Israelis love to beat their chests in self-reproach, and nowhere is this more evident than in how they have framed the 1973 Yom Kippur War for the past 50 years.
On the last day of the war, October 24, 1973, Israel found itself on the western side of the Suez Canal, with the entire Egyptian Third Army surrounded and just 100 km. from Cairo. In the North, the IDF had crossed the Golan Heights into Syria and was within 32 km. of Damascus, about the distance from Jerusalem to Beit Shemesh. All this occurred after the country had been outgunned, outmanned, and caught completely by surprise on the holiest day of the Jewish year.
In Egypt, the October or Ramadan War, as it is known, is commemorated each year by military parades, public speeches, concerts, sporting events, and trips to the Cairo museum glorifying the war.

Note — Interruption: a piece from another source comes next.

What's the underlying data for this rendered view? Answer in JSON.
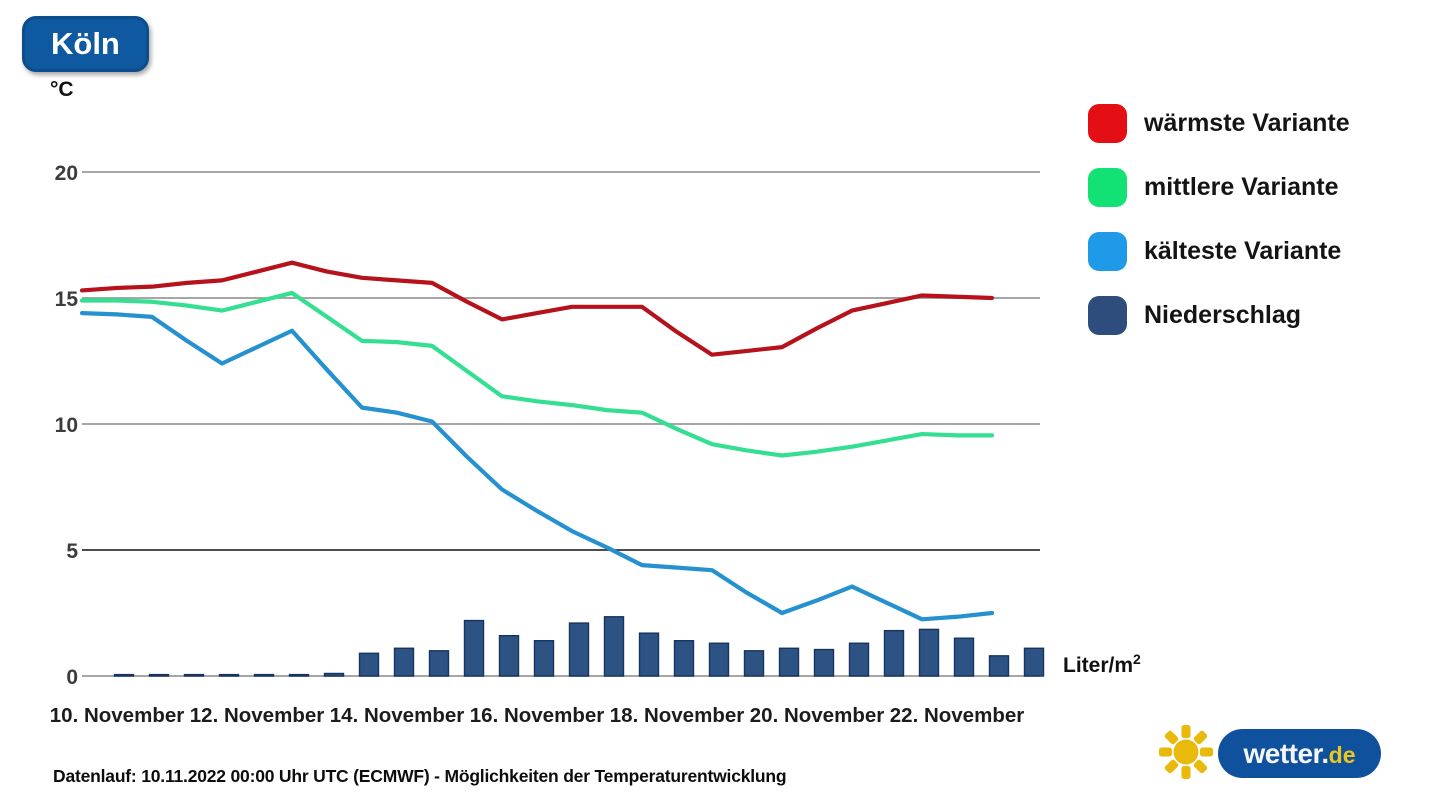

In Israel, it is marked by somber music, war memorials, and endless discussion about the failure of Israel’s intelligence, its political leaders, and the military – in short, a colossal collapse.
How’s this for reframing: The Egyptians celebrate this military conflict – where they lost thousands of soldiers (Cairo never released official casualty figures, but the numbers are believed to be between 8,000 to 20,000 dead) and where their capital was left undefended – as a great victory. Meanwhile, Israelis, who miraculously turned the initial tide of the war from disaster into a head-turning success, view it as a catastrophe.
Why? Why does Israel view the Yom Kippur War as a disaster despite winning?